# What to download



## harshilsharma63 (Nov 17, 2013)

Hi guys. I'll be getting 6 and a half hours for the next 5 days idle in college. I'll be downloading all this time on a friend's laptop. Other than usual updates and few softwares and videos, I don't have much to download. BUt I do not want this to go in vain. So please suggest some things to download


----------



## CommanderShawnzer (Nov 17, 2013)

harshilsharma63 said:


> Hi guys. I'll be getting 6 and a half hours for the next 5 days idle in college. I'll be downloading all this time on a friend's laptop. Other than usual updates and few softwares and videos, I don't have much to download. BUt I do not want this to go in vain. So please suggest some *things to download*



What kind of "things"  

you can get the new Wolverine Film from a legit source like Neflix,Hulu or Amazon
I am totally NOT hinting at you getting it from yify


----------



## Nanducob (Nov 17, 2013)

Rutracker


----------



## Anorion (Nov 17, 2013)

pick one of many yale or mit lectures
heres a one that is pretty entertaining, it's a course on philosophies surrounding death> Open Yale Courses | Death


----------



## harshilsharma63 (Nov 17, 2013)

CommanderShawnzer said:


> What kind of "things"
> 
> you can get the new Wolverine Film from a legit source like Neflix,Hulu or Amazon
> I am totally NOT hinting at you getting it from yify



But I heard the movie is bad  Any software, apps, mini games, documentaries?


----------



## Nerevarine (Nov 17, 2013)

Id consider a TV series, Game of Thrones, Big bang Theory, Sherlock, How i met your mother.. Just anything you like


----------



## harshilsharma63 (Nov 17, 2013)

Nerevarine said:


> Id consider a TV series, Game of Thrones, Big bang Theory, Sherlock, How i met your mother.. Just anything you like



My friends have got all of them, so no need of downloading


----------



## whitestar_999 (Nov 17, 2013)

have your friends got kyle XY & John Doe?


----------



## ashs1 (Nov 17, 2013)

blu ray extended edition lord of the rings ??

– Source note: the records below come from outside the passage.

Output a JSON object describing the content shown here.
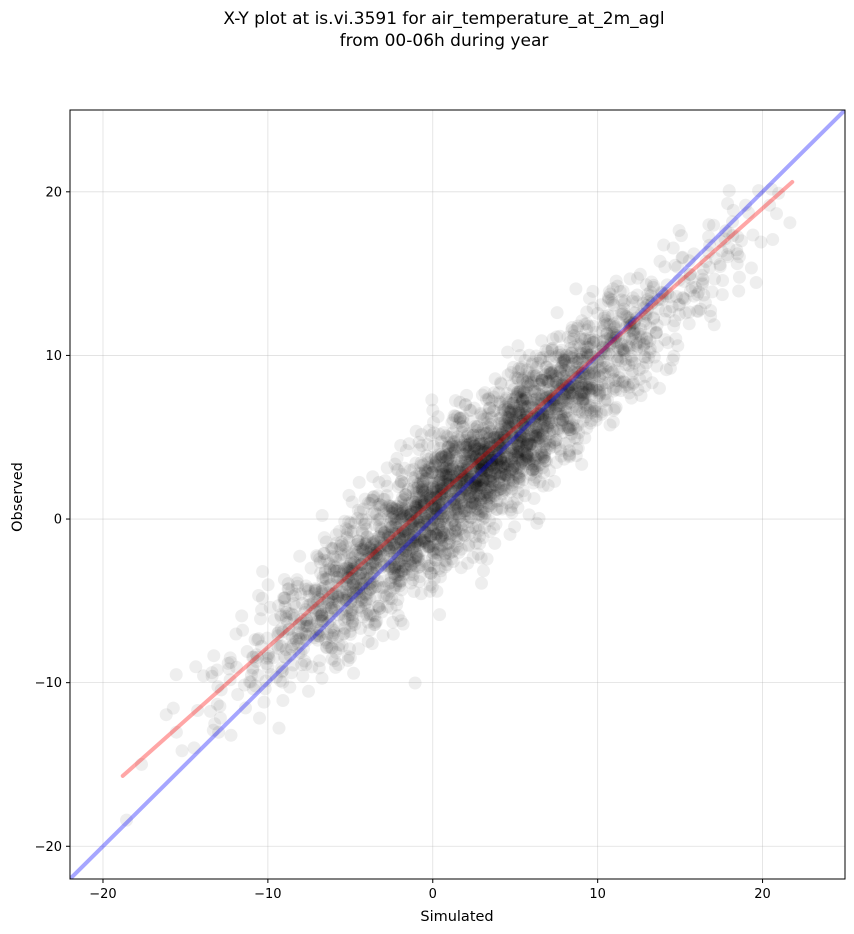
{
  "title": {
    "line1": "X-Y plot at is.vi.3591 for air_temperature_at_2m_agl",
    "line2": "from 00-06h during year"
  },
  "chart_data": {
    "type": "scatter",
    "xlabel": "Simulated",
    "ylabel": "Observed",
    "xlim": [
      -22,
      25
    ],
    "ylim": [
      -22,
      25
    ],
    "xticks": [
      -20,
      -10,
      0,
      10,
      20
    ],
    "yticks": [
      -20,
      -10,
      0,
      10,
      20
    ],
    "xtick_labels": [
      "−20",
      "−10",
      "0",
      "10",
      "20"
    ],
    "ytick_labels": [
      "−20",
      "−10",
      "0",
      "10",
      "20"
    ],
    "grid": true,
    "reference_lines": [
      {
        "color": "#0000ff",
        "description": "1:1",
        "x": [
          -22,
          25
        ],
        "y": [
          -22,
          25
        ]
      },
      {
        "color": "#ff0000",
        "description": "regression fit",
        "x": [
          -18.8,
          21.8
        ],
        "y": [
          -15.7,
          20.6
        ]
      }
    ],
    "scatter": {
      "color": "#000000",
      "approx_relation": "y ≈ 0.87*x + 0.6",
      "x_range": [
        -19,
        22
      ],
      "density_center": [
        2,
        2
      ]
    }
  }
}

There's a show shown in natgeo - supercars. thats pretty cool !


----------



## Anorion (Nov 17, 2013)

hmm. documentaries eh? ok bbc HD series
human planet, planet earth, and the living planet are some with great visuals.


----------



## ashs1 (Nov 17, 2013)

there was also one extremely good documentary about flight IC814 on nat geo..check it out if you're interested in it ( plane hijacking)!!

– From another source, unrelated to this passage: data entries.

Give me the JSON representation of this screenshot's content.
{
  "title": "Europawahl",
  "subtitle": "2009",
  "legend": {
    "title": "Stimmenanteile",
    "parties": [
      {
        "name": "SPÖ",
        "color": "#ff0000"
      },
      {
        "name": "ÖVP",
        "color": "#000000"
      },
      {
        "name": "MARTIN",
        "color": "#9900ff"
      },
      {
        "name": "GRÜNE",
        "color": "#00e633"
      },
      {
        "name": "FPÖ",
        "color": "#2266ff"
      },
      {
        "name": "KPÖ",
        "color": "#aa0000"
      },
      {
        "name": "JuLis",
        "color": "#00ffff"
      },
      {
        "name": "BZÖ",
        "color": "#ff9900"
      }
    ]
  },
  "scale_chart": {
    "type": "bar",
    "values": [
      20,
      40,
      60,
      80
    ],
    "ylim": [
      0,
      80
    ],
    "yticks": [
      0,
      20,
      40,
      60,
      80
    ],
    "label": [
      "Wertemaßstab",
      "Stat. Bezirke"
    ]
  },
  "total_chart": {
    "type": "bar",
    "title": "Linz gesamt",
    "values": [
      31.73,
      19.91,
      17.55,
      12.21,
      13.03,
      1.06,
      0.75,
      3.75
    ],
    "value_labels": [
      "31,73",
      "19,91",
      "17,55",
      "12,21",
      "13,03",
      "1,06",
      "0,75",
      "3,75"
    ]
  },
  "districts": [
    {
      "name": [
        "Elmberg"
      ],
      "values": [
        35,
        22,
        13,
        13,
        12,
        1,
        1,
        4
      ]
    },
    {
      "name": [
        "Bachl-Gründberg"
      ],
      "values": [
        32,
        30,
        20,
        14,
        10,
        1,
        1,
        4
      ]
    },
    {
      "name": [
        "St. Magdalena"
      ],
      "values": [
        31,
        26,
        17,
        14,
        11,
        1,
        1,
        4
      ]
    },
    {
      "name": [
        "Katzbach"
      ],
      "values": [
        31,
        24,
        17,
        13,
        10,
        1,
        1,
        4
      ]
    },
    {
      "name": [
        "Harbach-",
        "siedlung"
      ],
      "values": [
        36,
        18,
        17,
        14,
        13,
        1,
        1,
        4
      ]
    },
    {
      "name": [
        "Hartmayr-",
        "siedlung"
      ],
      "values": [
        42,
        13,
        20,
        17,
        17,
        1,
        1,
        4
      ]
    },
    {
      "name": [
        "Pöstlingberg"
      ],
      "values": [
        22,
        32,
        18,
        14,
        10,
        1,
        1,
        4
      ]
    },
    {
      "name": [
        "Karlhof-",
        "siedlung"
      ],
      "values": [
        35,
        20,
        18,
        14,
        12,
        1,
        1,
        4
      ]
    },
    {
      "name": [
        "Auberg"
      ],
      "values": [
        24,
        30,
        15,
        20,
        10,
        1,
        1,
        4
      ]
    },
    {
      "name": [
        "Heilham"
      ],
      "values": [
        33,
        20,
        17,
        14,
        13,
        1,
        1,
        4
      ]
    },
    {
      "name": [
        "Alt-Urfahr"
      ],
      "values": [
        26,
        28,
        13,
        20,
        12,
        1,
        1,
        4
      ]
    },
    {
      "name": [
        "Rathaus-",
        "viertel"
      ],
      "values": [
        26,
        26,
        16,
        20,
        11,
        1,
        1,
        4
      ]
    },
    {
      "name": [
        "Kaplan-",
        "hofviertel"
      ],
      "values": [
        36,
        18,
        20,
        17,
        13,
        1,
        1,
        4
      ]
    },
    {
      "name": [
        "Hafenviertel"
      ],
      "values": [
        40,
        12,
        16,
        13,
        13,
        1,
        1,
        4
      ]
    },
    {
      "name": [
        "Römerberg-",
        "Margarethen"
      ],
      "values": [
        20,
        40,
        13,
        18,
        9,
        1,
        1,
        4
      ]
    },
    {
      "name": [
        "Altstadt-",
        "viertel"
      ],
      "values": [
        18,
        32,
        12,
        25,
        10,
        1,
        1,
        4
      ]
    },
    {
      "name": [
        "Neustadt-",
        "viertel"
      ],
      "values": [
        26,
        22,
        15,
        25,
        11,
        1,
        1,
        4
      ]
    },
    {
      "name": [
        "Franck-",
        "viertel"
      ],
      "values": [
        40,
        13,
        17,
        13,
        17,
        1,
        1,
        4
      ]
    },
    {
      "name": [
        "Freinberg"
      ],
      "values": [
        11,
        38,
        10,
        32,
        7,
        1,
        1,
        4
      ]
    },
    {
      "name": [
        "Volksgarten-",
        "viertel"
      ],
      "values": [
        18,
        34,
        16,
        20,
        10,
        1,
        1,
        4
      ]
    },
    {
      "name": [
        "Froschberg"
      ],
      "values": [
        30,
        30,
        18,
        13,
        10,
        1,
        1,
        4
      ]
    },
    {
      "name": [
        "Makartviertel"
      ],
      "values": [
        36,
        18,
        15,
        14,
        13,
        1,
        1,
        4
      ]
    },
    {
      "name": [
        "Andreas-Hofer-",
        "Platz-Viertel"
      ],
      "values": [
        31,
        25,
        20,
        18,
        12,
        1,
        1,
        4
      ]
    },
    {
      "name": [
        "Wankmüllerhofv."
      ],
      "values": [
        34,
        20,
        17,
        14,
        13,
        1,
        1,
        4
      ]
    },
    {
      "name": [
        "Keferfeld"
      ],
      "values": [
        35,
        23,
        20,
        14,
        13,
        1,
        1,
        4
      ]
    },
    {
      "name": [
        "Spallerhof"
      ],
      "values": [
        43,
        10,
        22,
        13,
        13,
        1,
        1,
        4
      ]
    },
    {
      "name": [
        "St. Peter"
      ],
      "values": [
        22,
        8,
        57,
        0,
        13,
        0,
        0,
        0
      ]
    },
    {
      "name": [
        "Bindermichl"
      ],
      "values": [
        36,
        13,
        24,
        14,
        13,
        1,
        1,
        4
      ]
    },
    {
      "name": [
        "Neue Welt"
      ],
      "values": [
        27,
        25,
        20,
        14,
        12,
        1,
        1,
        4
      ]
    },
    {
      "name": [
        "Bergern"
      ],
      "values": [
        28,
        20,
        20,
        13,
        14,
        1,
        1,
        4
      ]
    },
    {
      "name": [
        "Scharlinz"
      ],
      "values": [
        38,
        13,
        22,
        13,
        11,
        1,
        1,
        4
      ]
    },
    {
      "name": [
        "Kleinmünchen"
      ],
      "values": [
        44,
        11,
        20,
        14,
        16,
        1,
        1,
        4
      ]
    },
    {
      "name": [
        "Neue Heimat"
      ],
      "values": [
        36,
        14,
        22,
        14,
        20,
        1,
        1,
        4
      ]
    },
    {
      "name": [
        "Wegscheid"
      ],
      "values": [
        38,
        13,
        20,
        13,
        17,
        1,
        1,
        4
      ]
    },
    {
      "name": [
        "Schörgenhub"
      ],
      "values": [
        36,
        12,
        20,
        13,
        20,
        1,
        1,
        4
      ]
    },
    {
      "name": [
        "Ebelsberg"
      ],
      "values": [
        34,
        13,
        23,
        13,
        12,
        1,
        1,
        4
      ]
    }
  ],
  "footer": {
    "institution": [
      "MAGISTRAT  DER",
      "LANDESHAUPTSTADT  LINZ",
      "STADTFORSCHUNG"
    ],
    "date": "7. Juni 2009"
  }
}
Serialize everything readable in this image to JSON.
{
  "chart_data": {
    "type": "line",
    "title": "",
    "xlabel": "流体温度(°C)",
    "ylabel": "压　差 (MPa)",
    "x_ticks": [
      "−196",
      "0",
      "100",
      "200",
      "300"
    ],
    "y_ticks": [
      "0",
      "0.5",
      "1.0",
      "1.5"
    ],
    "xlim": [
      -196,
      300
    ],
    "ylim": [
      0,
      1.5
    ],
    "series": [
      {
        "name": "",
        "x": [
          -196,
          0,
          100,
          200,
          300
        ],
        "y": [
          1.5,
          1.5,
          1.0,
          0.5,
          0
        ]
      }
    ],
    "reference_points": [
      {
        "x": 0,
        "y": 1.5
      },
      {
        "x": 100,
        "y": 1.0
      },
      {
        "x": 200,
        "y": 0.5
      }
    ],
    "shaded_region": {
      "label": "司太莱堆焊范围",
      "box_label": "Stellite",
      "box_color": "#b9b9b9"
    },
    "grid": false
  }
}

Offtopic : can someone suggest some good documentaries about 9/11 & 26/11 events ?


----------



## SaiyanGoku (Nov 17, 2013)

I'd suggest you to download One Piece, Code Geass, Attack On Titan, Death Note, Gintama, Beelzebub, Highschool DxD, Highschool Of The Dead, Kyle XY, The Big Bang Theory, The Gods Must Be Crazy series.


----------



## Nanducob (Nov 17, 2013)

ashs1 said:


> there was also one extremely good documentary about flight IC814 on nat geo..check it out if you're interested in it ( plane hijacking)!!
> 
> Offtopic : can someone suggest some good documentaries about 9/11 & 26/11 events ?



united 93,
its a film based on 9/11 event


----------



## prehistoricgamer (Nov 18, 2013)

Seinfeld. One of the best n well known classic comedy. U won't regret it. Also Shield. (Not the new MARVELS one). The Wire. Lie to me.


----------



## kartikoli (Nov 18, 2013)

i guess he is an adult so ...... 
i didnt said anything but you know it well


----------



## Flash (Nov 18, 2013)

What will be the speed?


----------



## harshilsharma63 (Nov 18, 2013)

Okay, so here is what I downloaded today:

Windows updates
Software updates
OpenCV
QT SDK
105 QT tutorials (complete series)
Mclaren P1 videos

@gearbox; speed is limited on WIFI with average speed of 250 kBps and max speed of 300~350 kBps. It got limited in recent times. Previously I used to get 2 MBps (yes you read it write, 2 mega BYTES) in morning and 500-800 kBps average.

@prehistoricgamer; I'll download Seinfeld tomorrow.

Any small Steam multiplayer games that I can play on 2G network with 20 kBps speed?


----------



## rijinpk1 (Nov 18, 2013)

harshilsharma63 said:


> Okay, so here is what I downloaded today:
> 
> Windows updates
> Software updates
> ...



it is 12MBps in our simulation lab.  but the only problem is with idm. it takes seconds to download but takes hours to rebuild the downloaded parts

you can download all sherlock holms movies. they are very good.
if you want a time pass game, you can install bluestacks and play candy crush saga or any android games you like.


----------



## flyingcow (Nov 18, 2013)

download more ram...
and download steam f2p like blacklight retribution or TF2 and store them for future needs
breaking bad, shawshank redemption
and emulator roms


----------



## Knight2A4 (Nov 22, 2013)

I will get my 25 gb of high speed internet from today. I will be spending it to download reference tracks to listen. what people use to test their audio gear. I also watch movies n l download games only when this high speed 25 gb limit is crossed ...  that way i download oly most wanted things


----------



## gamefreak4770k (Nov 22, 2013)

Download American pie uncensored series


----------



## SaiyanGoku (Nov 23, 2013)

I downloaded about 42 GB today from 12:30 PM to 5:30 PM because the speed was slow


----------



## ramkumarvcbe (Nov 23, 2013)

+1 



flyingcow said:


> *shawshank redemption*


----------



## harshilsharma63 (Nov 23, 2013)

Okay guys, the time has end to download. I ended up downloading all updates, some incomplete albums, some incomplete tv shows and lots of new softwares and apps.


----------



## Flash (Nov 23, 2013)

harshilsharma63 said:


> Okay guys, the time has end to download. I ended up downloading all updates, *some incomplete albums, some incomplete tv shows *and lots of new softwares and apps.


You should've focused on one. :/


----------



## harshilsharma63 (Nov 23, 2013)

Gearbox said:


> You should've focused on one. :/



didn't get you.


----------



## Flash (Nov 23, 2013)

Should've focused on one download (at a time).


----------



## harshilsharma63 (Nov 23, 2013)

Gearbox said:


> Should've focused on one download (at a time).



I had 4 days to download, so downloaded everything missing.


----------